I have a sudden thought. “Are you still interested in my apartment, Jay?”
“Just how bad were you conked, Jack?”
I close my eyes for a moment and see Katie’s perfectly organized closet. Her shoes lined up on shelves and all her clothes…I know they are arranged by color, I remember that, but I can only see them in gray tones in my mind. Every visual image of the apartment that comes to me is black and white.
I know there’s nothing there that I can’t live without.
“I’m serious, Jay. Once it’s emptied, you can take over my lease.”
“Why do
n’t you think that one over for a while, Jack?” Jaycee suggests.
“I’ve decided to let it go anyway. If you want the place, you better take it.”
“If you’re sure you’re ready to move on…” she says.
“I am.”
I am.
When we finish our business and I hang up the phone, I go straight next door. I need to bask in joy and positive energy, rays of sunshine and saturated color, and the most beautiful smile that has ever been seen.
I need Merry.
She has amazed me over and over again. She has been through so much, yet never complained, never threatened to throw in the towel, never stopped working hard and trying harder.
She has had more curveballs and revelations hurled at her in the past few months than most people deal with in a lifetime, but she has absorbed them and moved on. She has started a business, found out that her father was dead, then alive, then dead again, that her aunt is really her mother, and that maybe she’s in love with a man who isn’t sure he can ever deserve her, but would really love to try.
Merry hasn’t confined her tireless optimism to her own life, either. She has agreed to visit my parents with me next month. Though it means I’ll also have to see Martin, Merry has convinced me that I’ll likely survive it. And she didn’t even blink when she found out that Phil, her ex, got engaged to a girl named Sarah the day after she turned him down. She baked them some cookies.

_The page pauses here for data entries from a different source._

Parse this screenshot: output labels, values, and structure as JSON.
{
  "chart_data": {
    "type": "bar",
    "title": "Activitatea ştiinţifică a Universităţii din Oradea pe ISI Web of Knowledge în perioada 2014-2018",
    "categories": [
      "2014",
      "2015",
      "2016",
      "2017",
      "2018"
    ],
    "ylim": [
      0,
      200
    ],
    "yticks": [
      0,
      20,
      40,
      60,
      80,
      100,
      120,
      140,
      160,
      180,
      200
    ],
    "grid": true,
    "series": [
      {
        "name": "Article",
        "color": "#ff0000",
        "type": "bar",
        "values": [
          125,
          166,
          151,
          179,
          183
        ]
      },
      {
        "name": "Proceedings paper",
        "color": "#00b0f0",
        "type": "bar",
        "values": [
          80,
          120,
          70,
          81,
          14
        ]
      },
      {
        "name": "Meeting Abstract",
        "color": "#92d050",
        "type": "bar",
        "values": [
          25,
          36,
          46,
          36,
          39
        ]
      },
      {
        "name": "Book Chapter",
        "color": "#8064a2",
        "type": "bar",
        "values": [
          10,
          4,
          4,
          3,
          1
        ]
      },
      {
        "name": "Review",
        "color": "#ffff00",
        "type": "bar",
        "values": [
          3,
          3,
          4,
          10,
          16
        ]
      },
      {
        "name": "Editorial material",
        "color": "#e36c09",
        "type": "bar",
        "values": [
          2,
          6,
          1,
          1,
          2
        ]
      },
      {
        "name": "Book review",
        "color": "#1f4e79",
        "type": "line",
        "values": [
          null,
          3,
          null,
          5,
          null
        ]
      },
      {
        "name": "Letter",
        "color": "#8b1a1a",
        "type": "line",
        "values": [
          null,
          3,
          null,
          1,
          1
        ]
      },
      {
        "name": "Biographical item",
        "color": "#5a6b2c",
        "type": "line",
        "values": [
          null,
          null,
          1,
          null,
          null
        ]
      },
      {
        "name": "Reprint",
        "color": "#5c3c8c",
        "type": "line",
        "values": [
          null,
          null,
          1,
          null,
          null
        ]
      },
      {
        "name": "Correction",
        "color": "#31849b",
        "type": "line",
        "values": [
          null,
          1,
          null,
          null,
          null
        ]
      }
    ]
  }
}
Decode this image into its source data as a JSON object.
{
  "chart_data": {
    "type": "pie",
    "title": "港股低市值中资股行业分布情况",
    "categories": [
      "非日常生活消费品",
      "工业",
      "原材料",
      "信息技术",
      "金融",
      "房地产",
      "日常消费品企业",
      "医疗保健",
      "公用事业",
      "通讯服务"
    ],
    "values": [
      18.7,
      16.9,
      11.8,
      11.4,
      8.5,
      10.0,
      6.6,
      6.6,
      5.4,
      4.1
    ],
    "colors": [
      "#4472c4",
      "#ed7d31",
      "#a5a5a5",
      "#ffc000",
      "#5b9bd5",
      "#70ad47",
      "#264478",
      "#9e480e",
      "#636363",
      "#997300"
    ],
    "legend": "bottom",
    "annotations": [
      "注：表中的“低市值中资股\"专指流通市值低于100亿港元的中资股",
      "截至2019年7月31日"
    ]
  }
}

Merry is a mermaid, a sorceress in the kitchen, and she’s impossible to resist. And I am the luckiest guy in the world.
Chapter Twenty-Four
IN WHICH FRITZ’S WISH COMES TRUE
As told by Fritz Forth, who says: “Yes, sir”
I have helped Merry with all the financial legalities and paperwork regarding her mum, grandmother, and Betty Answers. To prove the maxim that no good deed goes unpunished, the three of them have descended upon us en masse. They claim that three nights is a short visit (two down, one to go), but I humbly beg to differ.